Cartons : "L'âge des ténèbres. La terre était divisée et sans roi. De ces siècles perdus est née une légende, celle du sorcier Merlin, celle de l'avènement d'un roi et celle d'une épée magique : Excalibur"
Le roi Uther Pendragon gagne une autre de ses petites batailles sans fin en Cornouailles. Merlin lui demande d'imposer une trêve et de le retrouver le lendemain sur la rivière. Merlin reçoit l'épée Excalibur, donnée par la Dame du Lac, et la remet à Uther. L'épée doit lui permettre d'unifier le pays de Grande-Bretagne avec pour devise : "Une terre, un roi'.
Le duc de Cornouailles accepte de se soumettre devant l'épée.

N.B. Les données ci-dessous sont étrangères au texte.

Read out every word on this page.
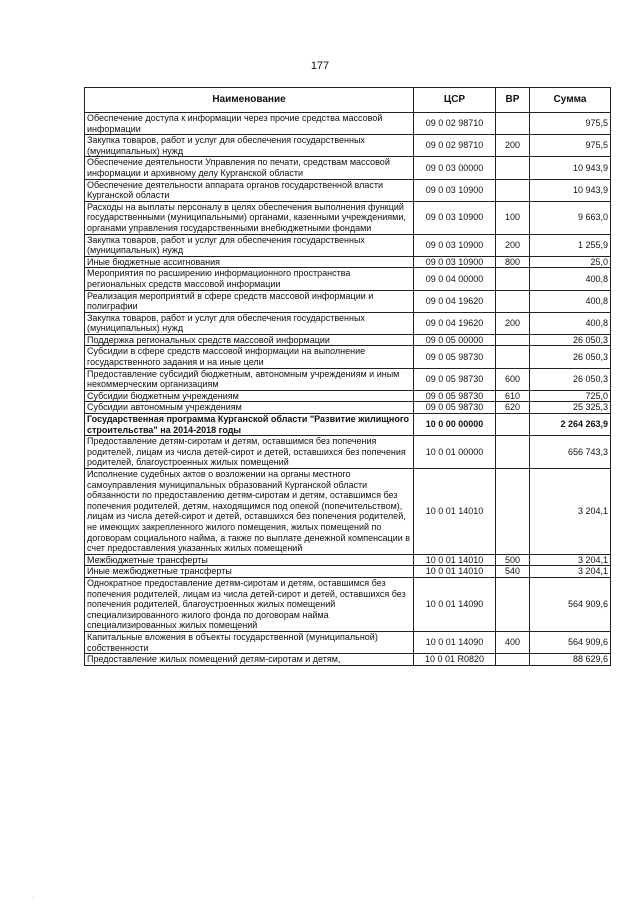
177
Наименование	ЦСР	ВР	Сумма
Обеспечение доступа к информации через прочие средства массовой информации	09 0 02 98710		975,5
Закупка товаров, работ и услуг для обеспечения государственных (муниципальных) нужд	09 0 02 98710	200	975,5
Обеспечение деятельности Управления по печати, средствам массовой информации и архивному делу Курганской области	09 0 03 00000		10 943,9
Обеспечение деятельности аппарата органов государственной власти Курганской области	09 0 03 10900		10 943,9
Расходы на выплаты персоналу в целях обеспечения выполнения функций государственными (муниципальными) органами, казенными учреждениями, органами управления государственными внебюджетными фондами	09 0 03 10900	100	9 663,0
Закупка товаров, работ и услуг для обеспечения государственных (муниципальных) нужд	09 0 03 10900	200	1 255,9
Иные бюджетные ассигнования	09 0 03 10900	800	25,0
Мероприятия по расширению информационного пространства региональных средств массовой информации	09 0 04 00000		400,8
Реализация мероприятий в сфере средств массовой информации и полиграфии	09 0 04 19620		400,8
Закупка товаров, работ и услуг для обеспечения государственных (муниципальных) нужд	09 0 04 19620	200	400,8
Поддержка региональных средств массовой информации	09 0 05 00000		26 050,3
Субсидии в сфере средств массовой информации на выполнение государственного задания и на иные цели	09 0 05 98730		26 050,3
Предоставление субсидий бюджетным, автономным учреждениям и иным некоммерческим организациям	09 0 05 98730	600	26 050,3
Субсидии бюджетным учреждениям	09 0 05 98730	610	725,0
Субсидии автономным учреждениям	09 0 05 98730	620	25 325,3
Государственная программа Курганской области "Развитие жилищного строительства" на 2014-2018 годы	10 0 00 00000		2 264 263,9
Предоставление детям-сиротам и детям, оставшимся без попечения родителей, лицам из числа детей-сирот и детей, оставшихся без попечения родителей, благоустроенных жилых помещений	10 0 01 00000		656 743,3
Исполнение судебных актов о возложении на органы местного самоуправления муниципальных образований Курганской области обязанности по предоставлению детям-сиротам и детям, оставшимся без попечения родителей, детям, находящимся под опекой (попечительством), лицам из числа детей-сирот и детей, оставшихся без попечения родителей, не имеющих закрепленного жилого помещения, жилых помещений по договорам социального найма, а также по выплате денежной компенсации в счет предоставления указанных жилых помещений	10 0 01 14010		3 204,1
Межбюджетные трансферты	10 0 01 14010	500	3 204,1
Иные межбюджетные трансферты	10 0 01 14010	540	3 204,1
Однократное предоставление детям-сиротам и детям, оставшимся без попечения родителей, лицам из числа детей-сирот и детей, оставшихся без попечения родителей, благоустроенных жилых помещений специализированного жилого фонда по договорам найма специализированных жилых помещений	10 0 01 14090		564 909,6
Капитальные вложения в объекты государственной (муниципальной) собственности	10 0 01 14090	400	564 909,6
Предоставление жилых помещений детям-сиротам и детям,	10 0 01 R0820		88 629,6
·
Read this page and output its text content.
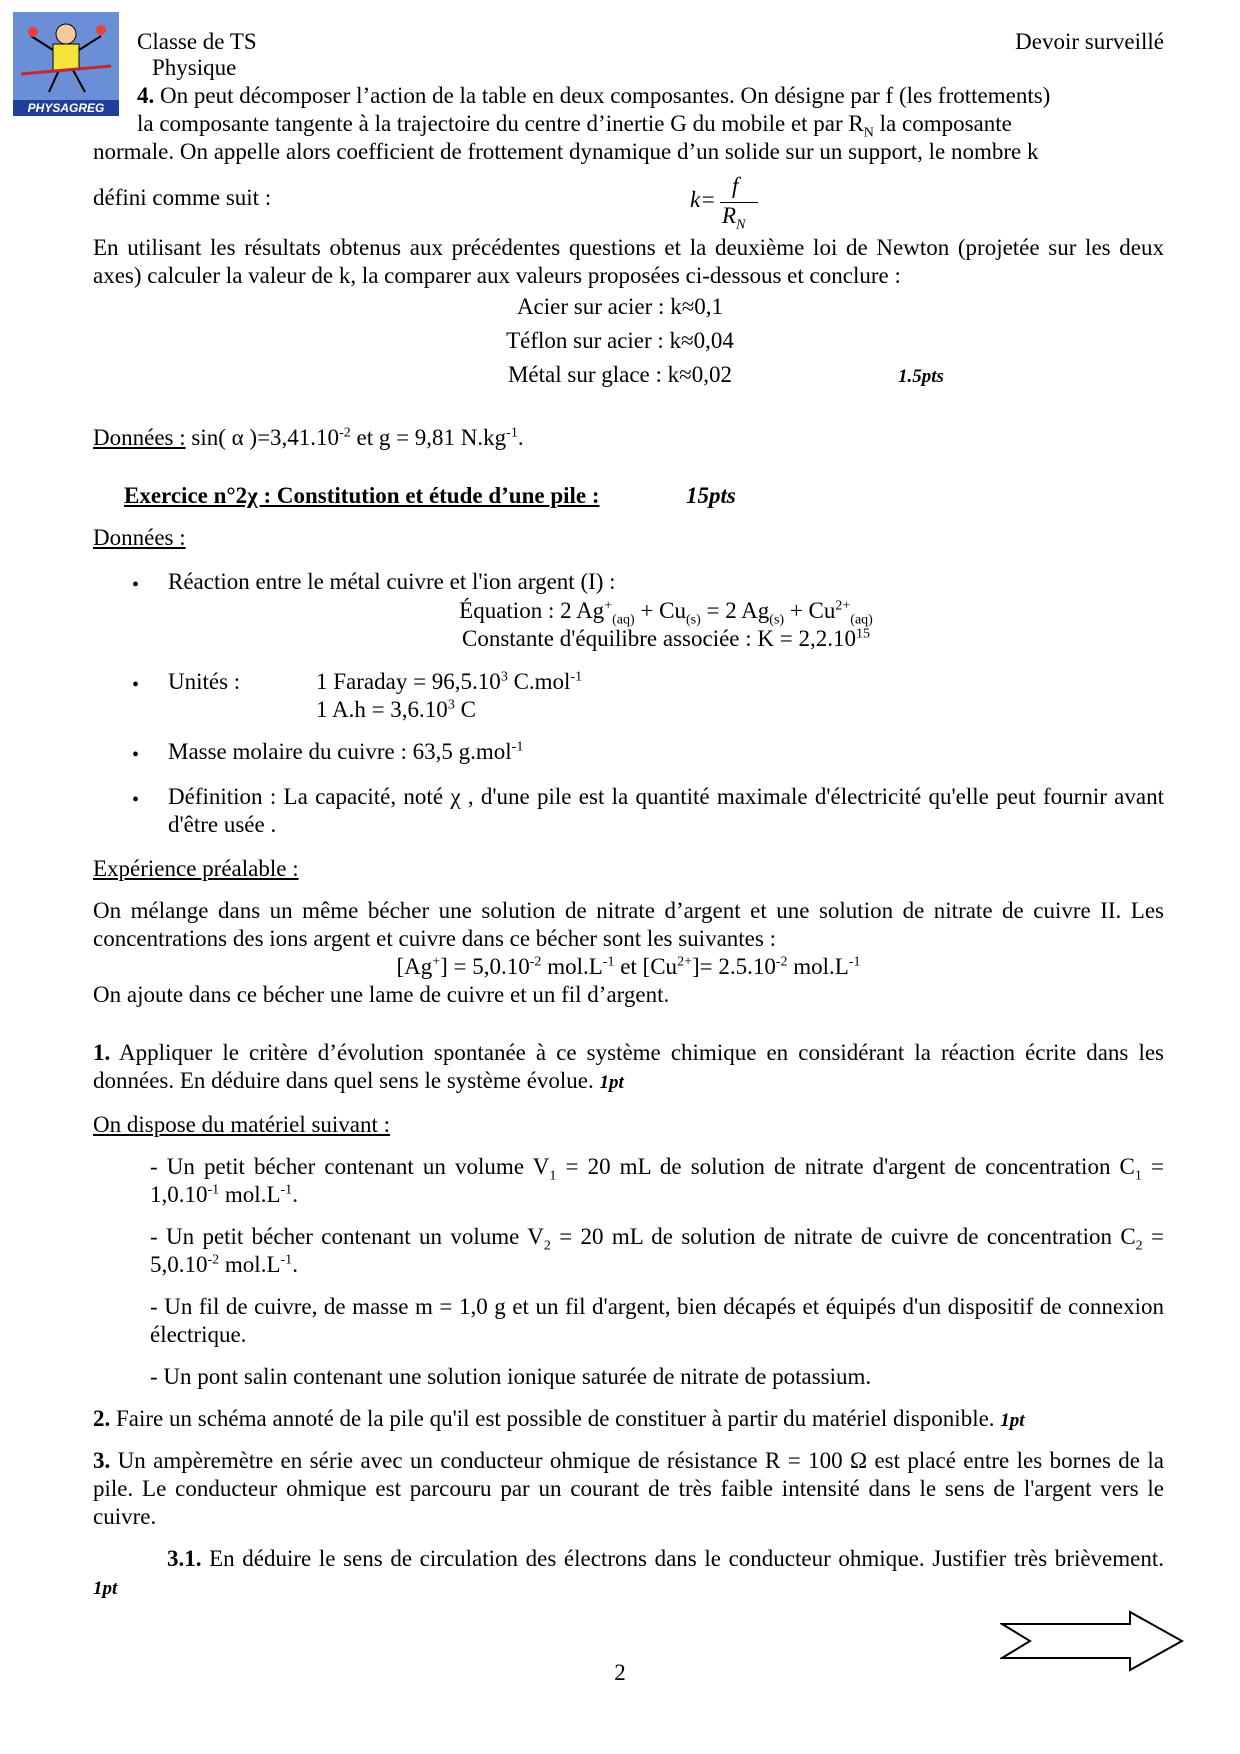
PHYSAGREG
Classe de TS
Physique
Devoir surveillé

4. On peut décomposer l’action de la table en deux composantes. On désigne par f (les frottements)

la composante tangente à la trajectoire du centre d’inertie G du mobile et par $R_N$ la composante

normale. On appelle alors coefficient de frottement dynamique d’un solide sur un support, le nombre k

défini comme suit :	k=
f
$R_N$

En utilisant les résultats obtenus aux précédentes questions et la deuxième loi de Newton (projetée sur les deux axes) calculer la valeur de k, la comparer aux valeurs proposées ci-dessous et conclure :

Acier sur acier : k≈0,1

Téflon sur acier : k≈0,04

Métal sur glace : k≈0,02	1.5pts

Données : sin( α )$=3,41.10^{-2}$ et g = 9,81 $N.kg^{-1}$.

Exercice n°2χ : Constitution et étude d’une pile :	15pts

Données :

• Réaction entre le métal cuivre et l'ion argent (I) :

Équation : 2 $Ag^+_{(aq)} + Cu_{(s)} = 2$ $Ag_{(s)} + Cu^{2+}_{(aq)}$

Constante d'équilibre associée : $K = 2,2.10^{15}$

• Unités :	1 Faraday = $96,5.10^3$ C.mol$^{-1}$

1 $A.h = 3,6.10^3$ C

• Masse molaire du cuivre : 63,5 g.mol$^{-1}$

• Définition : La capacité, noté χ , d'une pile est la quantité maximale d'électricité qu'elle peut fournir avant d'être usée .

Expérience préalable :

On mélange dans un même bécher une solution de nitrate d’argent et une solution de nitrate de cuivre II. Les concentrations des ions argent et cuivre dans ce bécher sont les suivantes :

$[Ag^+] = 5,0.10^{-2}$ $mol.L^{-1}$ et $[Cu^{2+}]= 2.5.10^{-2}$ $mol.L^{-1}$

On ajoute dans ce bécher une lame de cuivre et un fil d’argent.

1. Appliquer le critère d’évolution spontanée à ce système chimique en considérant la réaction écrite dans les données. En déduire dans quel sens le système évolue. 1pt

On dispose du matériel suivant :

- Un petit bécher contenant un volume $V_1 = 20$ mL de solution de nitrate d'argent de concentration $C_1 = 1,0.10^{-1}$ $mol.L^{-1}$.

- Un petit bécher contenant un volume $V_2 = 20$ mL de solution de nitrate de cuivre de concentration $C_2 = 5,0.10^{-2}$ $mol.L^{-1}$.

- Un fil de cuivre, de masse m = 1,0 g et un fil d'argent, bien décapés et équipés d'un dispositif de connexion électrique.

- Un pont salin contenant une solution ionique saturée de nitrate de potassium.

2. Faire un schéma annoté de la pile qu'il est possible de constituer à partir du matériel disponible. 1pt

3. Un ampèremètre en série avec un conducteur ohmique de résistance R = 100 Ω est placé entre les bornes de la pile. Le conducteur ohmique est parcouru par un courant de très faible intensité dans le sens de l'argent vers le cuivre.

3.1. En déduire le sens de circulation des électrons dans le conducteur ohmique. Justifier très brièvement. 1pt

2
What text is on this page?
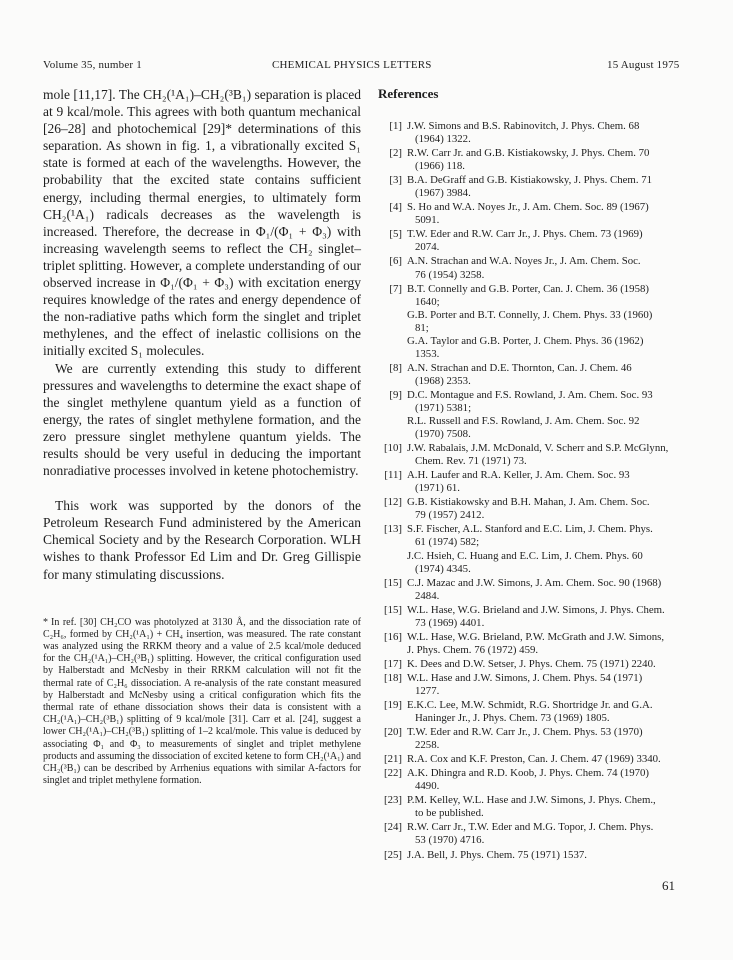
Volume 35, number 1	CHEMICAL PHYSICS LETTERS	15 August 1975

mole [11,17]. The CH₂(¹A₁)–CH₂(³B₁) separation is placed at 9 kcal/mole. This agrees with both quantum mechanical [26–28] and photochemical [29]* determinations of this separation. As shown in fig. 1, a vibrationally excited S₁ state is formed at each of the wavelengths. However, the probability that the excited state contains sufficient energy, including thermal energies, to ultimately form CH₂(¹A₁) radicals decreases as the wavelength is increased. Therefore, the decrease in Φ₁/(Φ₁ + Φ₃) with increasing wavelength seems to reflect the CH₂ singlet–triplet splitting. However, a complete understanding of our observed increase in Φ₁/(Φ₁ + Φ₃) with excitation energy requires knowledge of the rates and energy dependence of the non-radiative paths which form the singlet and triplet methylenes, and the effect of inelastic collisions on the initially excited S₁ molecules.

We are currently extending this study to different pressures and wavelengths to determine the exact shape of the singlet methylene quantum yield as a function of energy, the rates of singlet methylene formation, and the zero pressure singlet methylene quantum yields. The results should be very useful in deducing the important nonradiative processes involved in ketene photochemistry.

This work was supported by the donors of the Petroleum Research Fund administered by the American Chemical Society and by the Research Corporation. WLH wishes to thank Professor Ed Lim and Dr. Greg Gillispie for many stimulating discussions.

* In ref. [30] CH₂CO was photolyzed at 3130 Å, and the dissociation rate of C₂H₆, formed by CH₂(¹A₁) + CH₄ insertion, was measured. The rate constant was analyzed using the RRKM theory and a value of 2.5 kcal/mole deduced for the CH₂(¹A₁)–CH₂(³B₁) splitting. However, the critical configuration used by Halberstadt and McNesby in their RRKM calculation will not fit the thermal rate of C₂H₆ dissociation. A re-analysis of the rate constant measured by Halberstadt and McNesby using a critical configuration which fits the thermal rate of ethane dissociation shows their data is consistent with a CH₂(¹A₁)–CH₂(³B₁) splitting of 9 kcal/mole [31]. Carr et al. [24], suggest a lower CH₂(¹A₁)–CH₂(³B₁) splitting of 1–2 kcal/mole. This value is deduced by associating Φ₁ and Φ₃ to measurements of singlet and triplet methylene products and assuming the dissociation of excited ketene to form CH₂(¹A₁) and CH₂(³B₁) can be described by Arrhenius equations with similar A-factors for singlet and triplet methylene formation.
References
[1] J.W. Simons and B.S. Rabinovitch, J. Phys. Chem. 68
(1964) 1322.
[2] R.W. Carr Jr. and G.B. Kistiakowsky, J. Phys. Chem. 70
(1966) 118.
[3] B.A. DeGraff and G.B. Kistiakowsky, J. Phys. Chem. 71
(1967) 3984.
[4] S. Ho and W.A. Noyes Jr., J. Am. Chem. Soc. 89 (1967)
5091.
[5] T.W. Eder and R.W. Carr Jr., J. Phys. Chem. 73 (1969)
2074.
[6] A.N. Strachan and W.A. Noyes Jr., J. Am. Chem. Soc.
76 (1954) 3258.
[7] B.T. Connelly and G.B. Porter, Can. J. Chem. 36 (1958)
1640;
G.B. Porter and B.T. Connelly, J. Chem. Phys. 33 (1960)
81;
G.A. Taylor and G.B. Porter, J. Chem. Phys. 36 (1962)
1353.
[8] A.N. Strachan and D.E. Thornton, Can. J. Chem. 46
(1968) 2353.
[9] D.C. Montague and F.S. Rowland, J. Am. Chem. Soc. 93
(1971) 5381;
R.L. Russell and F.S. Rowland, J. Am. Chem. Soc. 92
(1970) 7508.
[10] J.W. Rabalais, J.M. McDonald, V. Scherr and S.P. McGlynn,
Chem. Rev. 71 (1971) 73.
[11] A.H. Laufer and R.A. Keller, J. Am. Chem. Soc. 93
(1971) 61.
[12] G.B. Kistiakowsky and B.H. Mahan, J. Am. Chem. Soc.
79 (1957) 2412.
[13] S.F. Fischer, A.L. Stanford and E.C. Lim, J. Chem. Phys.
61 (1974) 582;
J.C. Hsieh, C. Huang and E.C. Lim, J. Chem. Phys. 60
(1974) 4345.
[15] C.J. Mazac and J.W. Simons, J. Am. Chem. Soc. 90 (1968)
2484.
[15] W.L. Hase, W.G. Brieland and J.W. Simons, J. Phys. Chem.
73 (1969) 4401.
[16] W.L. Hase, W.G. Brieland, P.W. McGrath and J.W. Simons,
J. Phys. Chem. 76 (1972) 459.
[17] K. Dees and D.W. Setser, J. Phys. Chem. 75 (1971) 2240.
[18] W.L. Hase and J.W. Simons, J. Chem. Phys. 54 (1971)
1277.
[19] E.K.C. Lee, M.W. Schmidt, R.G. Shortridge Jr. and G.A.
Haninger Jr., J. Phys. Chem. 73 (1969) 1805.
[20] T.W. Eder and R.W. Carr Jr., J. Chem. Phys. 53 (1970)
2258.
[21] R.A. Cox and K.F. Preston, Can. J. Chem. 47 (1969) 3340.
[22] A.K. Dhingra and R.D. Koob, J. Phys. Chem. 74 (1970)
4490.
[23] P.M. Kelley, W.L. Hase and J.W. Simons, J. Phys. Chem.,
to be published.
[24] R.W. Carr Jr., T.W. Eder and M.G. Topor, J. Chem. Phys.
53 (1970) 4716.
[25] J.A. Bell, J. Phys. Chem. 75 (1971) 1537.
61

Il accueille son roi dans son château mais le nargue avec la beauté de sa femme Ygraine. La danse de celle-ci enflamme Uther au point de déclarer sur le champ la guerre à son tout nouveau vassal ruinant les espoirs de paix de Merlin. Uther fait le siège du château du duc pour s'emparer d'Ygraine. Mais le siège est un échec et Uther demande à l'enchanteur de lui venir en aide. Utilisant sa magie, Merlin réveille le dragon dont le souffle, un épais brouillard qui permet à Uther, qui a pris par magie l'apparence du duc de Cornouailles d'entrer de nuit dans son château et de s'unir à Ygraine. Le duc, parti à l'attaque d'Uther, meurt au moment où Uther conçoit un enfant avec Ygraine.
En échange de son aide, Merlin avait réclamé à Uther l'enfant qui naîtrait de cette union, Arthur. Neuf lunes plus tard, il vient l'exiger sous les yeux ironiques de la jeune Morgane, fille légitime d'Ygraine et du duc. Merlin espère qu'Arthur sera l'élu capable d'unifier le pays, au contraire d'Uther qui a perdu la confiance de ses vassaux. Uther laisse partir Merlin avec le bébé dans ses bras puis se ravise. Il est alors pris dans une embuscade tendue par les hommes du duc de Cornouailles qui le blessent. Sentant la mort approcher, Uther plante Excalibur dans un rocher afin que personne ne puisse la lui prendre.
À son adolescence, Arthur, devenu écuyer, assiste à un tournoi de chevalerie avec Sir Hector Morven et son fils Kay. Le vainqueur de la joute est autorisé à tenter sa chance pour retirer Excalibur du rocher. Kay, s'apprêtant à concourir, n'a pas son épée. Arthur, parti la chercher, s'aperçoit qu'elle a été dérobée. En tentant d'en trouver une autre, il se retrouve face au rocher où est fichée Excalibur. Après un instant d'hésitation, il libère sans effort Excalibur du rocher pour la donner à Kay. Mais son acte ne passe pas inaperçu, et, remettant l'épée en place, il la retire de nouveau pour être proclamé en tant que nouveau Roi de Bretagne. Hector révèle alors à Arthur qu'il est le fils d'Uther que Merlin lui avait demandé d'élever. Redoutant un complot ourdi par Merlin, certains seigneurs, dont Camelyarde et Urien, refusent ce nouveau roi, illégitime selon eux, et se liguent contre lui.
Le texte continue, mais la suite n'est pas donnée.